Reflexión (II)
Hubo un tiempo, y desde entonces ya ha llovido bastante, en que para hablar por cualquier radio debías de tener tres condiciones: buena voz, dicción clara y capacidad de improvisación. Para la televisión se requería, además, una cuarta: dar bien en pantalla, lo que José María Carrascal define como «enamorar a la cámara». Escribir en un periódico exigía conocimiento de la gramática, la ortografía y la sintaxis, además de saber redactar.
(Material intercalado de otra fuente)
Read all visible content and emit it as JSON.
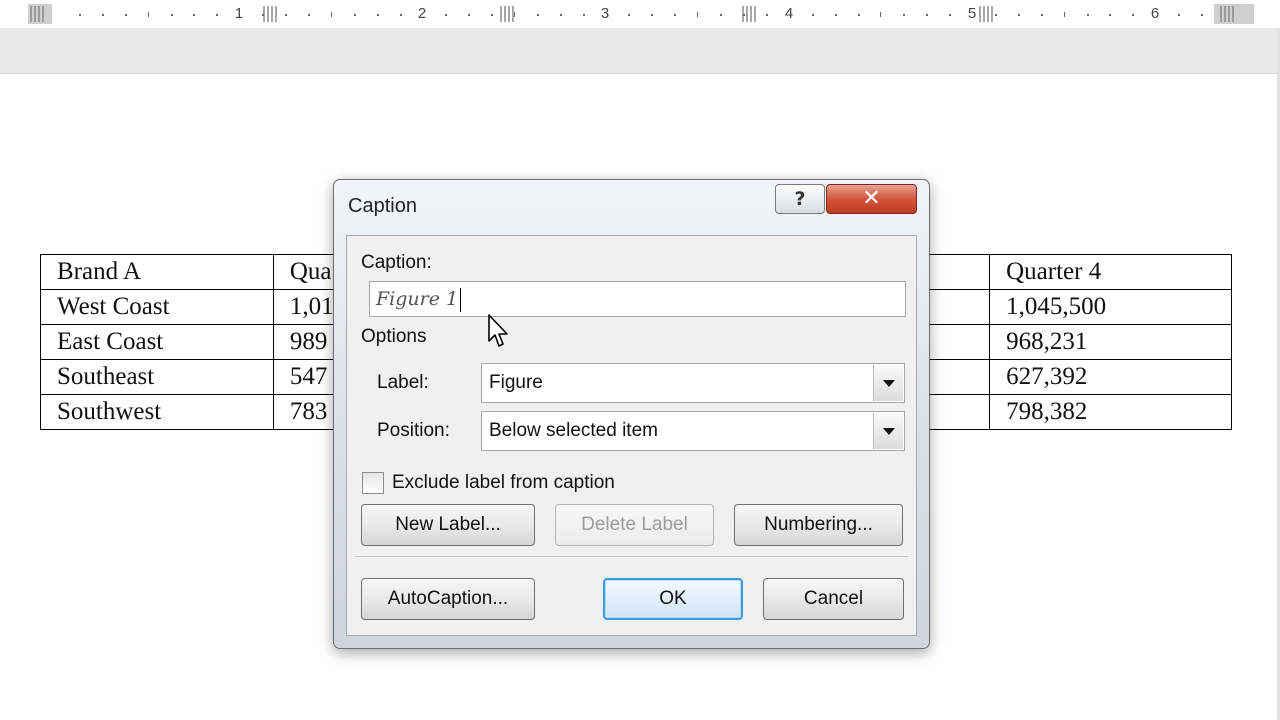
{
  "ruler": {
    "numbers": [
      "1",
      "2",
      "3",
      "4",
      "5",
      "6"
    ]
  },
  "document": {
    "table": {
      "left_columns": [
        [
          "Brand A",
          "Qua"
        ],
        [
          "West Coast",
          "1,01"
        ],
        [
          "East Coast",
          "989"
        ],
        [
          "Southeast",
          "547"
        ],
        [
          "Southwest",
          "783"
        ]
      ],
      "right_column": [
        "Quarter 4",
        "1,045,500",
        "968,231",
        "627,392",
        "798,382"
      ]
    }
  },
  "dialog": {
    "title": "Caption",
    "help_label": "?",
    "close_label": "✕",
    "caption_label": "Caption:",
    "caption_value": "Figure 1",
    "options_label": "Options",
    "label_field_label": "Label:",
    "label_value": "Figure",
    "position_field_label": "Position:",
    "position_value": "Below selected item",
    "exclude_label_text": "Exclude label from caption",
    "exclude_checked": false,
    "new_label_button": "New Label...",
    "delete_label_button": "Delete Label",
    "numbering_button": "Numbering...",
    "autocaption_button": "AutoCaption...",
    "ok_button": "OK",
    "cancel_button": "Cancel"
  },
  "colors": {
    "close_button": "#c94a32",
    "default_button_border": "#3c9be0",
    "dialog_body": "#f0f0f0"
  }
}
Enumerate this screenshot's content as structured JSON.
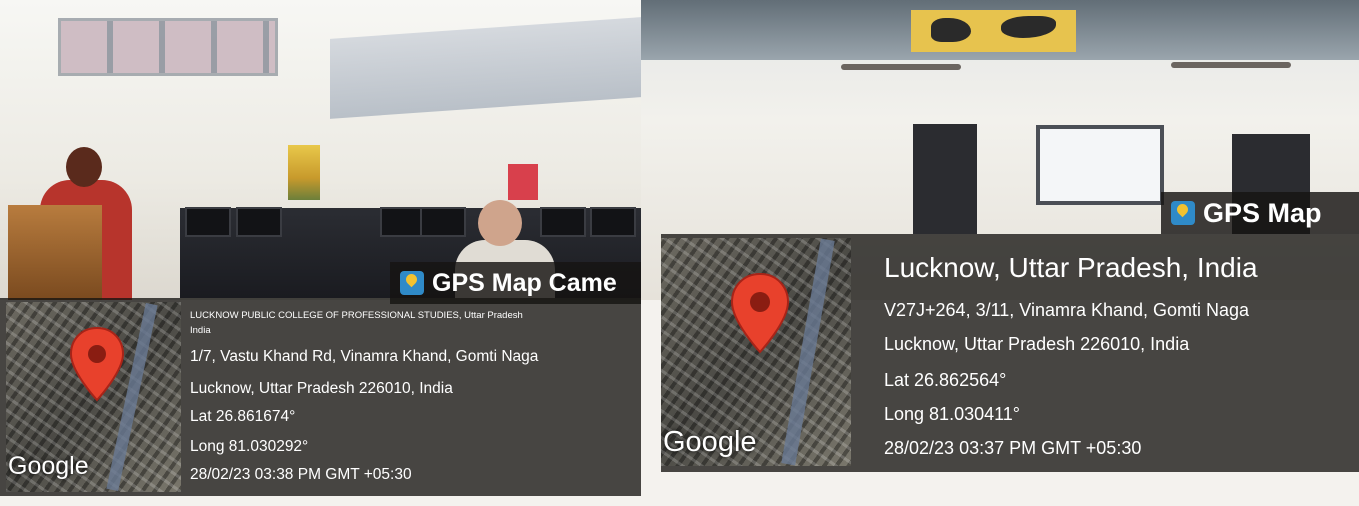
{
  "left_photo": {
    "tag": "GPS Map Came",
    "place_title": "LUCKNOW PUBLIC COLLEGE OF PROFESSIONAL STUDIES, Uttar Pradesh",
    "country_line": "India",
    "address_line1": "1/7, Vastu Khand Rd, Vinamra Khand, Gomti Naga",
    "address_line2": "Lucknow, Uttar Pradesh 226010, India",
    "lat": "Lat 26.861674°",
    "long": "Long 81.030292°",
    "timestamp": "28/02/23 03:38 PM GMT +05:30",
    "map_brand": "Google"
  },
  "right_photo": {
    "tag": "GPS Map",
    "place_title": "Lucknow, Uttar Pradesh, India",
    "address_line1": "V27J+264, 3/11, Vinamra Khand, Gomti Naga",
    "address_line2": "Lucknow, Uttar Pradesh 226010, India",
    "lat": "Lat 26.862564°",
    "long": "Long 81.030411°",
    "timestamp": "28/02/23 03:37 PM GMT +05:30",
    "map_brand": "Google"
  },
  "colors": {
    "overlay": "#161412",
    "pin": "#e8412c",
    "speaker_top": "#b7342c"
  }
}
Cuando los medios de comunicación pasaron a ser dirigidos por ejecutivos en lugar de periodistas, hacia el final de los años ochenta, comenzó a bajar el listón en función de los costes. ¿Para qué pagar más a un buen redactor si con el corrector ortográfico se liquidaban las faltas?. ¿Para qué costear una buena voz, si con la tecnología actual se puede cambiar?. ¿No es mejor un locutor que también venda publicidad y se produzca a si mismo?. Y así, paso a paso se ha ido creando una autopista fácil para cualquier infiltrado, impostor, intruso e incluso, y esto es lo peor, algún analfabeto virtual sin título de bachiller elemental, según el sistema antiguo, o sin haber acabado la ESO de ahora.
Mientras desde algunos foros se alimenta la idea de que el nuevo periodismo está en la calle y directamente en internet, donde el menos pintado se erige en comunicador, la profesión decae proporcionalmente a la ingente cantidad de aprovechados para los que no existe ninguna de aquellas exigencias que hicieron de esta profesión un arte y, sobre todo, una responsabilidad. Sin embargo, el mercado indica lo contrario: los medios se baten en franco retroceso, acumulando pérdidas, millonarias en algunos casos, que constituyen una prueba irrefutable de su mala cabeza de ayer.
Para que nos entendamos: renunciamos a los arquitectos y hemos puesto la construcción en manos de los paletas.